Acute shortness of breath and bronchospasm, some severe and life-threatening, have been reported with the use of vinca alkaloids. These reactions were observed most often during combination therapy with mitomycin C, occurring within minutes to several hours after administration of the vinca alkaloid or up to 2 weeks following the mitomycin dose. Therapy with vinca alkaloids should be administered cautiously in patients with preexisting pulmonary dysfunction. Aggressive treatment may be necessary, including use of supplemental oxygen, bronchodilators, and/or corticosteroids. In patients who develop progressive dyspnea requiring chronic therapy, vinca alkaloid should not be readministered.

Vincristine induces dose-related myelosuppression. Leukopenia, thrombocytopenia, and anemia have been reported, however vincristine does not appear to have a consistent or significant effect on platelets or red blood cells. Patients should be instructed to immediately report any signs or symptoms suggesting bone marrow suppression such as fever, sore throat, local infection, or bleeding. Therapy with vincristine should be administered cautiously in patients with compromised bone marrow reserve. Monitor complete blood counts prior to each dose. If Grade 3 or 4 neutropenia, thrombocytopenia, or anemia develops, consider a dose modification or reduction as well as supportive care measures.

Vincristine can cause constipation. Ileus, bowel obstruction, and colonic pseudo-obstruction have occurred. When using this agent in people at risk of constipation, appropriate measures should be instituted to prevent such complications. A routine prophylactic regimen against constipation is recommended for all patients receiving vincristine.

Vincristine induces dose-related myelosuppression. Leukopenia, thrombocytopenia, and anemia have been reported, however vincristine does not appear to have a consistent or significant effect on platelets or red blood cells. Patients should be instructed to immediately report any signs or symptoms suggesting bone marrow suppression such as fever, sore throat, local infection, or bleeding. Therapy with vincristine should be administered cautiously in patients with compromised bone marrow reserve. Monitor complete blood counts prior to each dose. If Grade 3 or 4 neutropenia, thrombocytopenia, or anemia develops, consider a dose modification or reduction as well as supportive care measures.
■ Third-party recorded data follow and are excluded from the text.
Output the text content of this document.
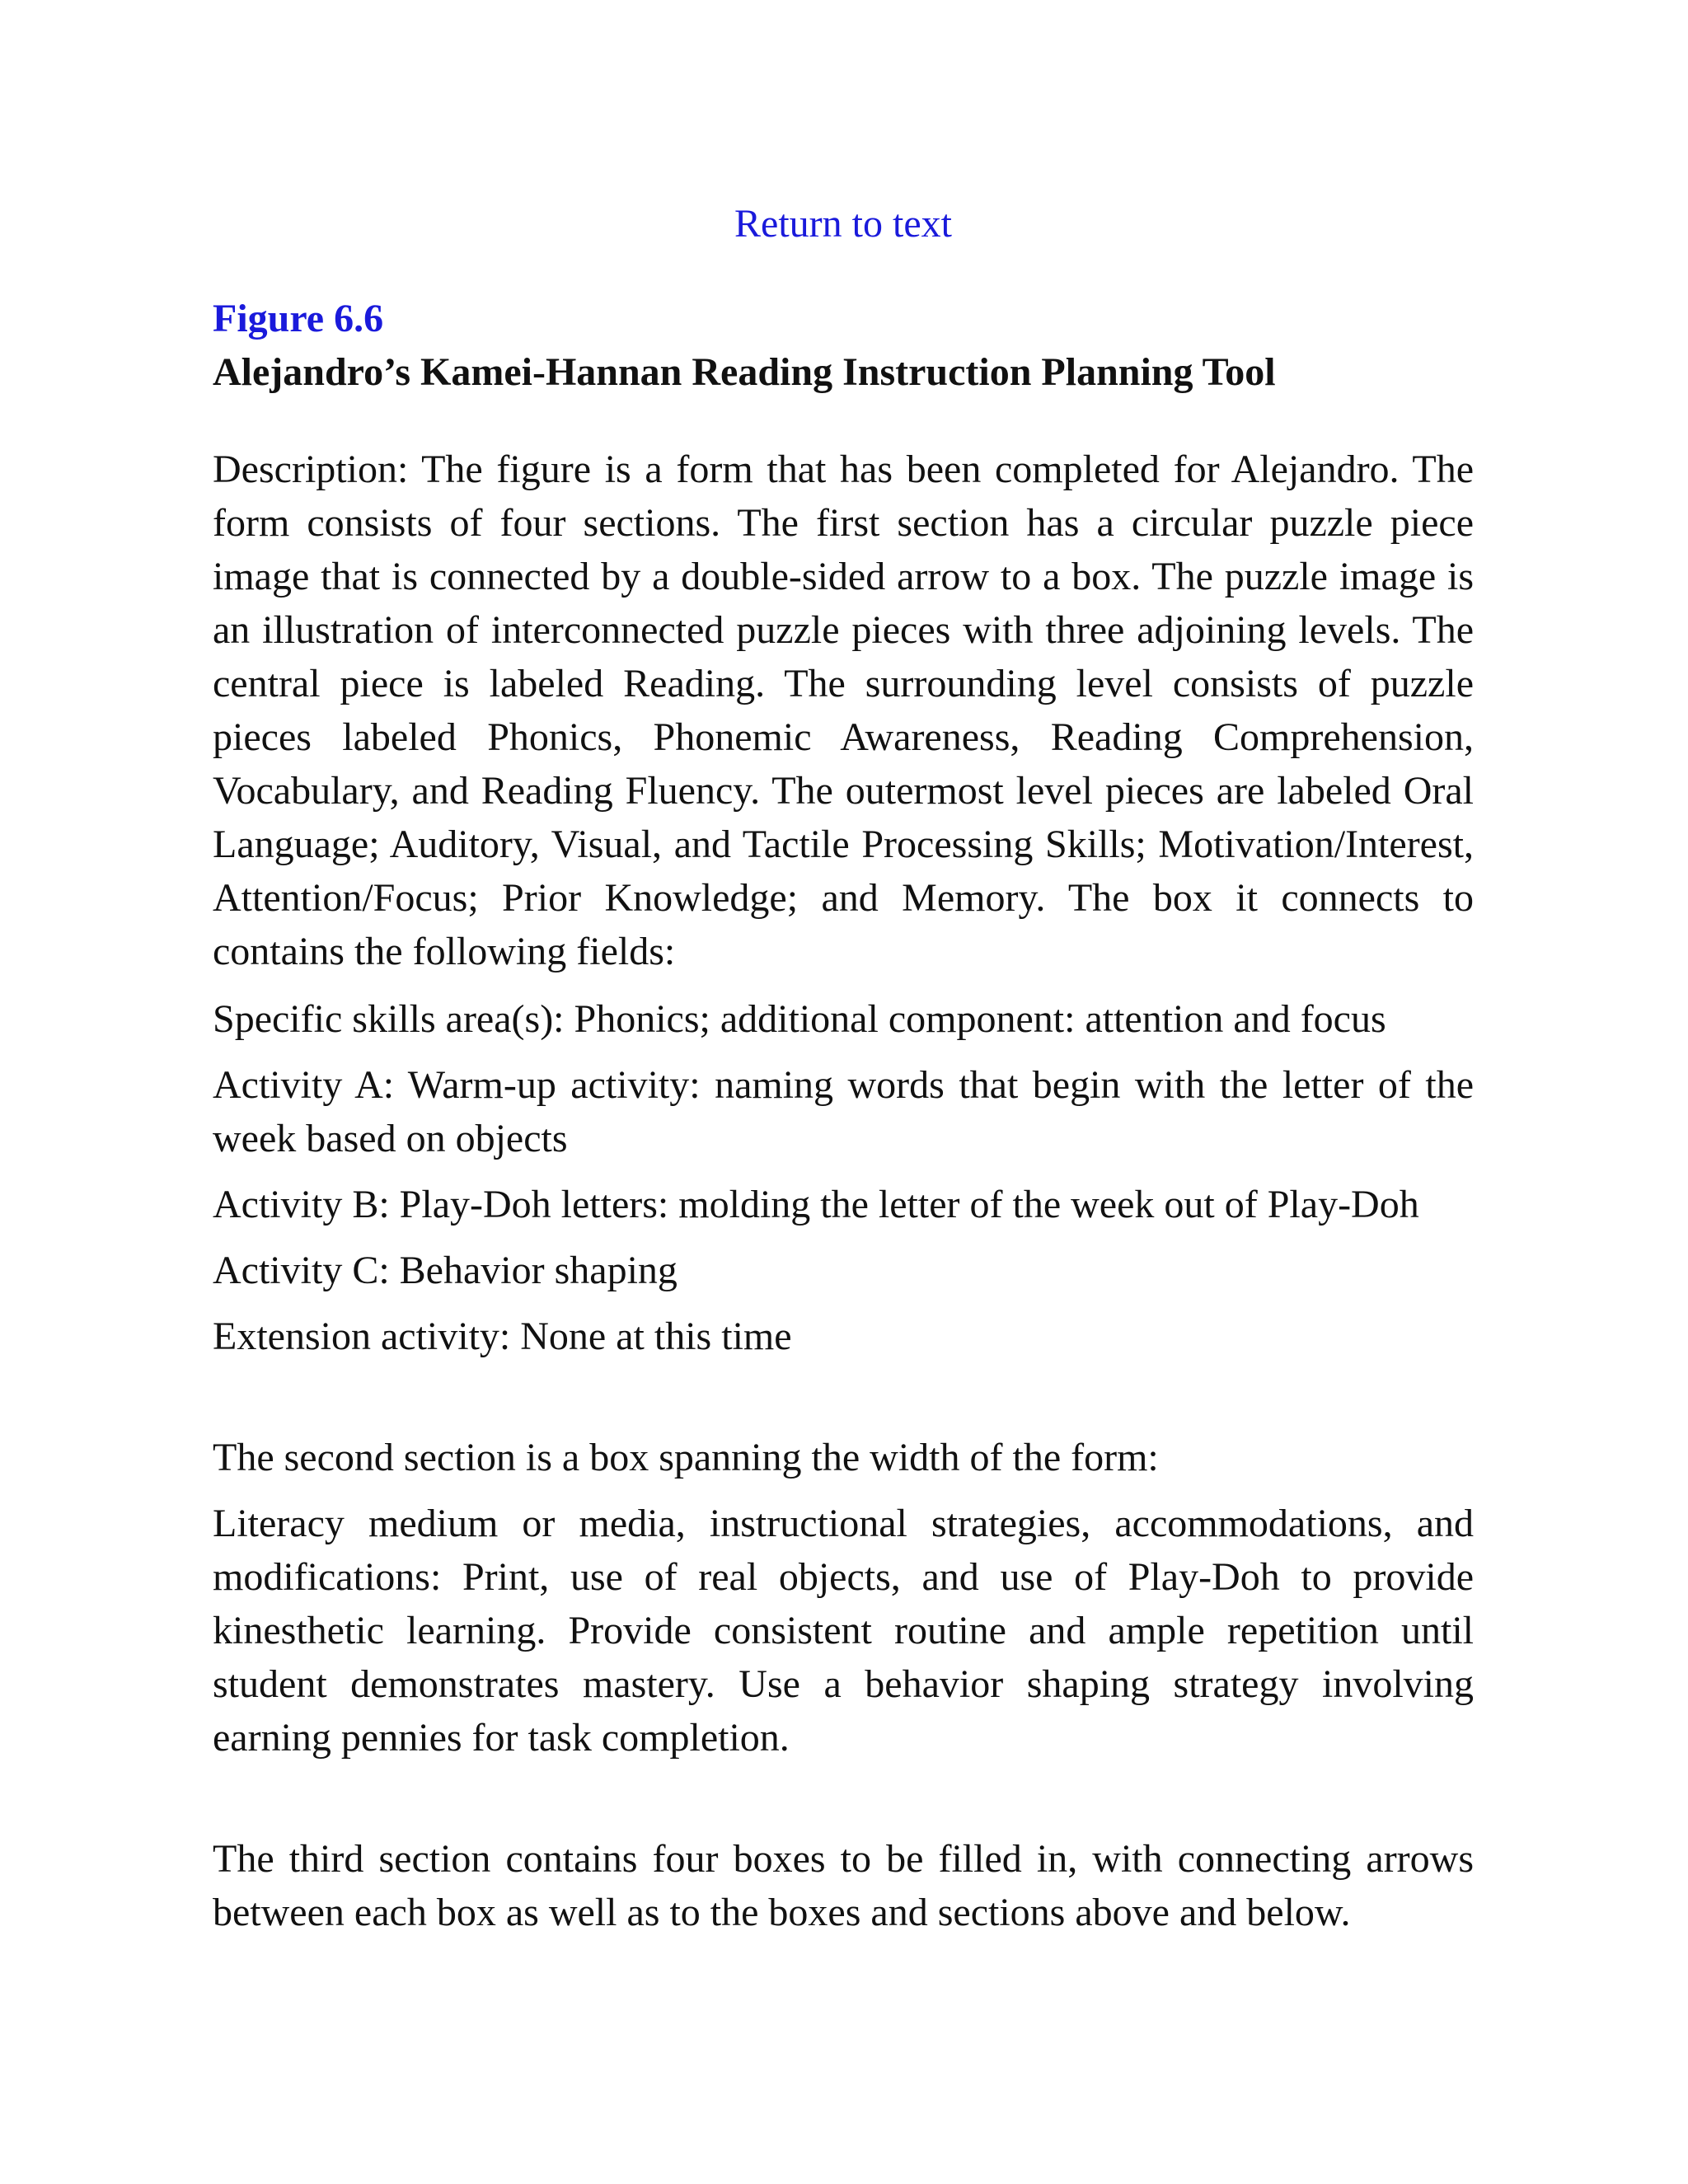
Return to text
Figure 6.6
Alejandro’s Kamei-Hannan Reading Instruction Planning Tool

Description: The figure is a form that has been completed for Alejandro. The form consists of four sections. The first section has a circular puzzle piece image that is connected by a double-sided arrow to a box. The puzzle image is an illustration of interconnected puzzle pieces with three adjoining levels. The central piece is labeled Reading. The surrounding level consists of puzzle pieces labeled Phonics, Phonemic Awareness, Reading Comprehension, Vocabulary, and Reading Fluency. The outermost level pieces are labeled Oral Language; Auditory, Visual, and Tactile Processing Skills; Motivation/Interest, Attention/Focus; Prior Knowledge; and Memory. The box it connects to contains the following fields:

Specific skills area(s): Phonics; additional component: attention and focus

Activity A: Warm-up activity: naming words that begin with the letter of the week based on objects

Activity B: Play-Doh letters: molding the letter of the week out of Play-Doh

Activity C: Behavior shaping

Extension activity: None at this time

The second section is a box spanning the width of the form:

Literacy medium or media, instructional strategies, accommodations, and modifications: Print, use of real objects, and use of Play-Doh to provide kinesthetic learning. Provide consistent routine and ample repetition until student demonstrates mastery. Use a behavior shaping strategy involving earning pennies for task completion.

The third section contains four boxes to be filled in, with connecting arrows between each box as well as to the boxes and sections above and below.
Vincristine can cause constipation. Ileus, bowel obstruction, and colonic pseudo-obstruction have occurred. When using this agent in people at risk of constipation, appropriate measures should be instituted to prevent such complications. A routine prophylactic regimen against constipation is recommended for all patients receiving vincristine.
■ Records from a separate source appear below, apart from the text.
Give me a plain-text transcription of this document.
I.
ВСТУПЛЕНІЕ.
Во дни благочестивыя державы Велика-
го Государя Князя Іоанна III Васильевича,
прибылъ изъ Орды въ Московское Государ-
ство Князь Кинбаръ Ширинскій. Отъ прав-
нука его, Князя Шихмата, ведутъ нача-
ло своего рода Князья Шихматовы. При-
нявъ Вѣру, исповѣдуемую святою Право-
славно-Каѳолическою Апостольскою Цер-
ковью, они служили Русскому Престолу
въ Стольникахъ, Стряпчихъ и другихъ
Vincristine induces mild, dose-related myelosuppression. The use of vincristine may be contraindicated in patients with known infectious diseases. All patients should be instructed to immediately report any signs or symptoms suggesting infection such as fever, sore throat, or local infection during therapy with vincristine. Clinical monitoring of hematopoetic function is recommended.
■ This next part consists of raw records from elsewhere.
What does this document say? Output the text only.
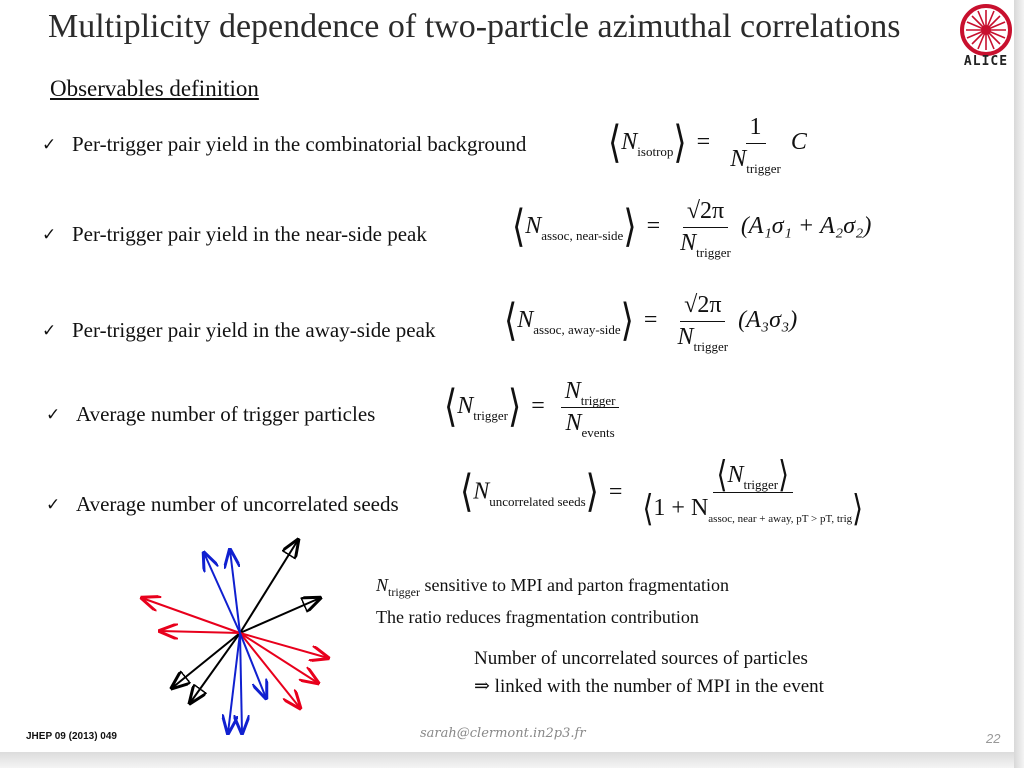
Multiplicity dependence of two-particle azimuthal correlations
ALICE
Observables definition
✓ Per-trigger pair yield in the combinatorial background $⟨N_{isotrop}⟩ = \frac{1}{N_{trigger}}$ C
✓ Per-trigger pair yield in the near-side peak	$⟨N_{assoc, near-side}⟩ = \frac{√2\pi}{N_{trigger}} (A_1\sigma_1 + A_2\sigma_2)$
✓ Per-trigger pair yield in the away-side peak $⟨N_{assoc, away-side}⟩ = \frac{√2\pi}{N_{trigger}} (A_3\sigma_3)$
✓ Average number of trigger particles $⟨N_{trigger}⟩ = \frac{N_{trigger}}{N_{events}}$
✓ Average number of uncorrelated seeds $⟨N_{uncorrelated seeds}⟩ = \frac{⟨N_{trigger}⟩}{⟨1 + N_{assoc, near + away, pT > pT, trig}⟩}$
$N_{trigger}$ sensitive to MPI and parton fragmentation
The ratio reduces fragmentation contribution
Number of uncorrelated sources of particles
⇒ linked with the number of MPI in the event
JHEP 09 (2013) 049	sarah@clermont.in2p3.fr	22
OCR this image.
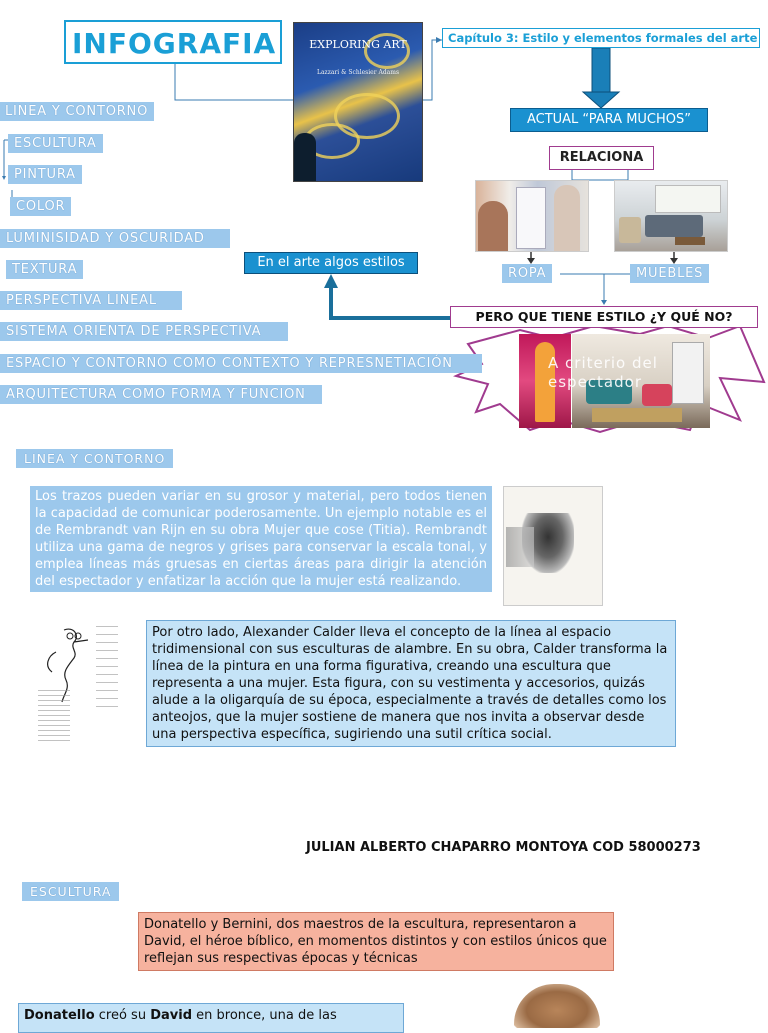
INFOGRAFIA	EXPLORING ART
Lazzari & Schlesier Adams
Capítulo 3: Estilo y elementos formales del arte
ACTUAL “PARA MUCHOS”
RELACIONA
ROPA	MUEBLES
En el arte algos estilos
PERO QUE TIENE ESTILO ¿Y QUÉ NO?
A criterio del espectador
LINEA Y CONTORNO
ESCULTURA
PINTURA
COLOR
LUMINISIDAD Y OSCURIDAD
TEXTURA
PERSPECTIVA LINEAL
SISTEMA ORIENTA DE PERSPECTIVA
ESPACIO Y CONTORNO COMO CONTEXTO Y REPRESNETIACIÓN
ARQUITECTURA COMO FORMA Y FUNCION
LINEA Y CONTORNO
Los trazos pueden variar en su grosor y material, pero todos tienen la capacidad de comunicar poderosamente. Un ejemplo notable es el de Rembrandt van Rijn en su obra Mujer que cose (Titia). Rembrandt utiliza una gama de negros y grises para conservar la escala tonal, y emplea líneas más gruesas en ciertas áreas para dirigir la atención del espectador y enfatizar la acción que la mujer está realizando.
Por otro lado, Alexander Calder lleva el concepto de la línea al espacio tridimensional con sus esculturas de alambre. En su obra, Calder transforma la línea de la pintura en una forma figurativa, creando una escultura que representa a una mujer. Esta figura, con su vestimenta y accesorios, quizás alude a la oligarquía de su época, especialmente a través de detalles como los anteojos, que la mujer sostiene de manera que nos invita a observar desde una perspectiva específica, sugiriendo una sutil crítica social.
JULIAN ALBERTO CHAPARRO MONTOYA COD 58000273
ESCULTURA
Donatello y Bernini, dos maestros de la escultura, representaron a David, el héroe bíblico, en momentos distintos y con estilos únicos que reflejan sus respectivas épocas y técnicas
Donatello creó su David en bronce, una de las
Vincristine is primarily metabolized by the liver. The influence of severe hepatic impairment on the safety and efficacy of vincristine has not been evaluated. Additionally, fatal liver toxicity and elevated levels of aspartate aminotransferase have occurred in clinical trials. Vincristine should be reduced or interrupted if there is evidence of hepatic toxicity. Therapy with vincristine should be administered cautiously and dosages reduced in patients with compromised hepatic function. Close clinical monitoring of hepatic function is recommended.